As caliph, Baghdadi's role is a military, political and religious one. He is supported by two deputies, one in Iraq (Abu Muslim al-Turkmani, a former Saddam Hussein-era army lieutenant colonel and officer in the special forces, whom the US claim to have killed in December 2014) the other in Syria (Abu Ali al-Anbari, a former Saddam Hussein-era army major general), by a shura council which guides his religious and political decisions, and various military commanders (many of whom served under Saddam Hussein). One of the strengths of ISIS, which in part accounts for its rapid expansion and ability to quickly subdue regions, and which has so far assisted in maintaining the group's cohesion is its clear command and control network.

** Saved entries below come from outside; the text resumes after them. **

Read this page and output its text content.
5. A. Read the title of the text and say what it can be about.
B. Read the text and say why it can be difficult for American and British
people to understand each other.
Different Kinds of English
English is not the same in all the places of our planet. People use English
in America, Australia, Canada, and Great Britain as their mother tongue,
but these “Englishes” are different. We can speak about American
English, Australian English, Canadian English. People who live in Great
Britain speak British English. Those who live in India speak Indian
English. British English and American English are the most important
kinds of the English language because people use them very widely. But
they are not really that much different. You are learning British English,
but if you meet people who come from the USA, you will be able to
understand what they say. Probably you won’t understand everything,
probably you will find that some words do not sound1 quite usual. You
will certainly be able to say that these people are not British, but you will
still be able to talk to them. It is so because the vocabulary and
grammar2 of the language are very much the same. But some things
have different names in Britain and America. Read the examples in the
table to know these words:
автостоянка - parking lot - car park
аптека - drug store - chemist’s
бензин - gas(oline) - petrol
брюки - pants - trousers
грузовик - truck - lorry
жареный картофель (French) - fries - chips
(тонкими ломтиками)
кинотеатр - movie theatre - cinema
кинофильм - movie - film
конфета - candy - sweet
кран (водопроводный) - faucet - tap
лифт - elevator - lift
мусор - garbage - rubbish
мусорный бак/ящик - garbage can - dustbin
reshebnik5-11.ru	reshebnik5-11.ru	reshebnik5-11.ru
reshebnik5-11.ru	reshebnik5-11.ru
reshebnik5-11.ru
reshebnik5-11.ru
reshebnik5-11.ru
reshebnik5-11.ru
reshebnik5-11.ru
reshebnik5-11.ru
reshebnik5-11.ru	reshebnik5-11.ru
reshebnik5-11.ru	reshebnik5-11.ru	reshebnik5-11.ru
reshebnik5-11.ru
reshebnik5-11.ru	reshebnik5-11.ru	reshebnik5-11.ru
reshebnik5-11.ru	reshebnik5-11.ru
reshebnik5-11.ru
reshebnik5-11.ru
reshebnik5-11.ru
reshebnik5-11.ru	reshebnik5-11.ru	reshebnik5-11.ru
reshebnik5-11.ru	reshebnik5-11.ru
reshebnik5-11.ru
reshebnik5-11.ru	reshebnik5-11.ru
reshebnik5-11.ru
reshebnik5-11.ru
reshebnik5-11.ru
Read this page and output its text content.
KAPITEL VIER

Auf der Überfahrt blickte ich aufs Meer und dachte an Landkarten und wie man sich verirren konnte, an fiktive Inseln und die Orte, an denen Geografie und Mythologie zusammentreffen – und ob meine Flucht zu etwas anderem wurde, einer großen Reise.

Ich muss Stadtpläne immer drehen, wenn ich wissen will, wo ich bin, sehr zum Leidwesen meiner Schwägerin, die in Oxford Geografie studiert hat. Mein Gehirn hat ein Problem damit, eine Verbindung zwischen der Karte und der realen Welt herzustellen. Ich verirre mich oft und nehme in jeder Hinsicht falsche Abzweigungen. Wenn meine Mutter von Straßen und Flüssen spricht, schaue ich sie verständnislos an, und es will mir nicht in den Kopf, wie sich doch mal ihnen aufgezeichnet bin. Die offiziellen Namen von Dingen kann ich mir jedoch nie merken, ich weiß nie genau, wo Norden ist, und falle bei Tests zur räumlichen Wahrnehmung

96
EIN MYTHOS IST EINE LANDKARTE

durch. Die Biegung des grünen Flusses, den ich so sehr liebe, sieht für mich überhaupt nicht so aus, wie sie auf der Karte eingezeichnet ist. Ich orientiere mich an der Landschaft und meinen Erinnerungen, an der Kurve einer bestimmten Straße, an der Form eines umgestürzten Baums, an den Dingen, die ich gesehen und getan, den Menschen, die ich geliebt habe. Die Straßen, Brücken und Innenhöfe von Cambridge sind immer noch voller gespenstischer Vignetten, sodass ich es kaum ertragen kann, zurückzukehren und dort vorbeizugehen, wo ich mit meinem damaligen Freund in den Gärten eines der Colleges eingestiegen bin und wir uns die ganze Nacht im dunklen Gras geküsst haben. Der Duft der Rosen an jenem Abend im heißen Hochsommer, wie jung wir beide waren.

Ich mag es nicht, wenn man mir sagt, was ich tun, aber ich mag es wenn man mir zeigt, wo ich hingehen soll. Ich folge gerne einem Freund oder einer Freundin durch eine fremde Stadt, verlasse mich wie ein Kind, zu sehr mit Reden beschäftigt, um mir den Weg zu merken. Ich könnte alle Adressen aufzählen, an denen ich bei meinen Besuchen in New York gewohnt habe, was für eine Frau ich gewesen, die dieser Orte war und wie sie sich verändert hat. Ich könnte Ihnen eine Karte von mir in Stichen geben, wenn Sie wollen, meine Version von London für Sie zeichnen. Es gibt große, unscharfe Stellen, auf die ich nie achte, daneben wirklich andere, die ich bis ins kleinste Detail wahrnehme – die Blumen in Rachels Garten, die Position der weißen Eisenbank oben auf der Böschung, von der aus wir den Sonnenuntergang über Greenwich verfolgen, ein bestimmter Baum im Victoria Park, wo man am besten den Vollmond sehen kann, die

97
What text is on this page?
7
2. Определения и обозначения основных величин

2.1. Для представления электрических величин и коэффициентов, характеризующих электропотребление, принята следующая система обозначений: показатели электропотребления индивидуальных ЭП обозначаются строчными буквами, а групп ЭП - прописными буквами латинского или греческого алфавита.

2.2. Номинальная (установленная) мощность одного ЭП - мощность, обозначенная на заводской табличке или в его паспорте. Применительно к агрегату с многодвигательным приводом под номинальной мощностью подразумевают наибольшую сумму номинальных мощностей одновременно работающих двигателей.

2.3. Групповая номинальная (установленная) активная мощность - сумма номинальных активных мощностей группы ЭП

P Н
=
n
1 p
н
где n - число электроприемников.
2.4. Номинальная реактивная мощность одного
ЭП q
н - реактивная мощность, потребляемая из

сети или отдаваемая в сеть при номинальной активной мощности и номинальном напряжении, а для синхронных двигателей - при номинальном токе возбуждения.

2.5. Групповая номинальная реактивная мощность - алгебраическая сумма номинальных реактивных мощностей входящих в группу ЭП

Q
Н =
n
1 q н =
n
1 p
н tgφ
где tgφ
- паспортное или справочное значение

This stable framework likely means that a successor, or clear line of succession has already been laid out in the eventuality of Baghdadi's death. Historically when a caliph died, the shura council would convene and decide amongst themselves who among qualified candidates was best suited to ascend to the leadership. Among traditional Islamic leaders today, including among others Oman and traditional Islamic African leaders such as the sultan of Sokoto and amir of Kano, this is the process taken. Another option would be if Baghdadi had selected his successor already and the shura council had in turn approved him, which is the process in Saudi Arabia. There is also provision within Islamic tradition for a legitimate coup, should the coup leader then rule according to sharia.
Given the group's glorification of violence and use of its battlefield successes as divine legitimacy for its purpose, Baghdadi's successor is likely to be a top military commander. To maintain its claim to religious Islamic legitimacy however, any successor would also need to fulfill the historic criteria for the caliph.
Should someone who does not meet the religious criteria take over, ISIS would lose its claim to represent the continuity of the caliphate tradition and open the way for religious counter narratives that tackle the group's claim to religious authority. In the event of Baghdadi's death, the organisation is unlikely to collapse, but his successor may degrade its legitimacy among those attracted to its ideology.